Results were pooled together to reveal that deep learning systems had correctly detected a disease state 87% of the time, and compared it with healthcare professionals detecting at 86%; as well as AI correctly giving the all clear 93% of the time, compared to 91% for human experts. It was noted that the human experts in these scenarios were not given any additional patient which could have steered their diagnosis.
“This excellent review demonstrates that the massive hype over AI in medicine obscures the lamentable quality of almost all evaluation studies. Deep learning can be a powerful and impressive technique, but clinicians and commissioners should be asking the crucial question: what does it actually add to clinical practice?” says Prof David Spiegelhalter, the chair of the Winton centre for risk and evidence communication at the University of Cambridge who says that the field is awash with poor research.

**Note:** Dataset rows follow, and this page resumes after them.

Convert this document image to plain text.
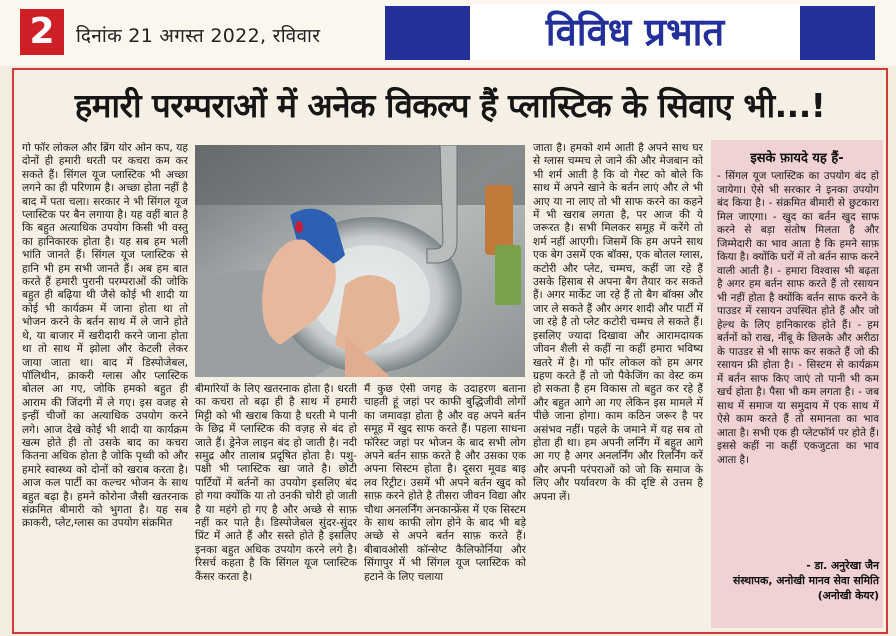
2	दिनांक 21 अगस्त 2022, रविवार	विविध प्रभात
हमारी परम्पराओं में अनेक विकल्प हैं प्लास्टिक के सिवाए भी...!
गो फॉर लोकल और ब्रिंग योर ओन कप, यह दोनों ही हमारी धरती पर कचरा कम कर सकते हैं। सिंगल यूज प्लास्टिक भी अच्छा लगने का ही परिणाम है। अच्छा होता नहीं है बाद में पता चला। सरकार ने भी सिंगल यूज प्लास्टिक पर बैन लगाया है। यह वहीं बात है कि बहुत अत्याधिक उपयोग किसी भी वस्तु का हानिकारक होता है। यह सब हम भली भांति जानते हैं। सिंगल यूज प्लास्टिक से हानि भी हम सभी जानते हैं। अब हम बात करते हैं हमारी पुरानी परम्पराओं की जोकि बहुत ही बढ़िया थी जैसे कोई भी शादी या कोई भी कार्यक्रम में जाना होता था तो भोजन करने के बर्तन साथ में ले जाने होते थे, या बाजार में खरीदारी करने जाना होता था तो साथ में झोला और केटली लेकर जाया जाता था। बाद में डिस्पोजेबल, पॉलिथीन, क्राकरी ग्लास और प्लास्टिक बोतल आ गए, जोकि हमको बहुत ही आराम की जिंदगी में ले गए। इस वजह से इन्हीं चीजों का अत्याधिक उपयोग करने लगे। आज देखे कोई भी शादी या कार्यक्रम खत्म होते ही तो उसके बाद का कचरा कितना अधिक होता है जोकि पृथ्वी को और हमारे स्वास्थ्य को दोनों को खराब करता है। आज कल पार्टी का कल्चर भोजन के साथ बहुत बढ़ा है। हमने कोरोना जैसी खतरनाक संक्रमित बीमारी को भुगता है। यह सब क्राकरी, प्लेट,ग्लास का उपयोग संक्रमित
बीमारियों के लिए खतरनाक होता है। धरती का कचरा तो बढ़ा ही है साथ में हमारी मिट्टी को भी खराब किया है धरती मे पानी के छिद्र में प्लास्टिक की वज़ह से बंद हो जाते हैं। ड्रेनेज लाइन बंद हो जाती है। नदी समुद्र और तालाब प्रदूषित होता है। पशु-पक्षी भी प्लास्टिक खा जाते है। छोटी पार्टियों में बर्तनों का उपयोग इसलिए बंद हो गया क्योंकि या तो उनकी चोरी हो जाती है या महंगे हो गए है और अच्छे से साफ़ नहीं कर पाते है। डिस्पोजेबल सुंदर-सुंदर प्रिंट में आते हैं और सस्ते होते है इसलिए इनका बहुत अधिक उपयोग करने लगे है। रिसर्च कहता है कि सिंगल यूज प्लास्टिक कैंसर करता है।
मैं कुछ ऐसी जगह के उदाहरण बताना चाहती हूं जहां पर काफी बुद्धिजीवी लोगों का जमावड़ा होता है और वह अपने बर्तन समूह में खुद साफ करते हैं। पहला साधना फॉरेस्ट जहां पर भोजन के बाद सभी लोग अपने बर्तन साफ़ करते है और उसका एक अपना सिस्टम होता है। दूसरा मूवड बाइ लव रिट्रीट। उसमें भी अपने बर्तन खुद को साफ़ करने होते है तीसरा जीवन विद्या और चौथा अनलर्निंग अनकान्फ्रेंस में एक सिस्टम के साथ काफी लोग होने के बाद भी बड़े अच्छे से अपने बर्तन साफ़ करते हैं। बीबावओसी कॉन्सेप्ट कैलिफोर्निया और सिंगापुर में भी सिंगल यूज प्लास्टिक को हटाने के लिए चलाया
जाता है। हमको शर्म आती है अपने साथ घर से ग्लास चम्मच ले जाने की और मेजबान को भी शर्म आती है कि वो गेस्ट को बोले कि साथ में अपने खाने के बर्तन लाएं और ले भी आए या ना लाए तो भी साफ करने का कहने में भी खराब लगता है, पर आज की ये जरूरत है। सभी मिलकर समूह में करेंगे तो शर्म नहीं आएगी। जिसमें कि हम अपने साथ एक बेग उसमें एक बॉक्स, एक बोतल ग्लास, कटोरी और प्लेट, चम्मच, कहीं जा रहे हैं उसके हिसाब से अपना बैग तैयार कर सकते हैं। अगर मार्केट जा रहे हैं तो बैग बॉक्स और जार ले सकते हैं और अगर शादी और पार्टी में जा रहे है तो प्लेट कटोरी चम्मच ले सकते हैं। इसलिए ज्यादा दिखावा और आरामदायक जीवन शैली से कहीं ना कहीं हमारा भविष्य खतरे में है। गो फॉर लोकल को हम अगर ग्रहण करते हैं तो जो पैकेजिंग का वेस्ट कम हो सकता है हम विकास तो बहुत कर रहे हैं और बहुत आगे आ गए लेकिन इस मामले में पीछे जाना होगा। काम कठिन जरूर है पर असंभव नहीं। पहले के जमाने में यह सब तो होता ही था। हम अपनी लर्निंग में बहुत आगे आ गए है अगर अनलर्निंग और रिलर्निंग करें और अपनी परंपराओं को जो कि समाज के लिए और पर्यावरण के की दृष्टि से उत्तम है अपना लें।
इसके फ़ायदे यह हैं-
- सिंगल यूज प्लास्टिक का उपयोग बंद हो जायेगा। ऐसे भी सरकार ने इनका उपयोग बंद किया है। - संक्रमित बीमारी से छुटकारा मिल जाएगा। - खुद का बर्तन खुद साफ करने से बड़ा संतोष मिलता है और जिम्मेदारी का भाव आता है कि हमने साफ़ किया है। क्योंकि घरों में तो बर्तन साफ करने वाली आती है। - हमारा विश्वास भी बढ़ता है अगर हम बर्तन साफ करते हैं तो रसायन भी नहीं होता है क्योंकि बर्तन साफ करने के पाउडर में रसायन उपस्थित होते हैं और जो हेल्थ के लिए हानिकारक होते हैं। - हम बर्तनों को राख, नींबू के छिलके और अरीठा के पाउडर से भी साफ कर सकते हैं जो की रसायन फ्री होता है। - सिस्टम से कार्यक्रम में बर्तन साफ किए जाएं तो पानी भी कम खर्च होता है। पैसा भी कम लगता है। - जब साथ में समाज या समुदाय में एक साथ में ऐसे काम करते हैं तो समानता का भाव आता है। सभी एक ही प्लेटफॉर्म पर होते हैं। इससे कहीं ना कहीं एकजुटता का भाव आता है।
- डा. अनुरेखा जैन
संस्थापक, अनोखी मानव सेवा समिति (अनोखी केयर)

Denniston remains optimistic regarding the potential of AI for healthcare which could act as a diagnostic tool and help tackle backlogs of imaging and scans. Deep learning systems may even prove to be useful in places that lack in experts to interpret imaging. However, it is important to use these deep learning systems in clinic trial to assess whether patient outcomes would be improved compared to current practices.
Deep learning systems could be an important part of healthcare in the future, but robust real world testing is required, as well as understanding why these systems sometimes make the wrong assessment. “If you are a deep learning algorithm, when you fail you can often fail in a very unpredictable and spectacular way,” says Dr. Raj Jena, oncologist at Addenbrooke’s hospital in Cambridge.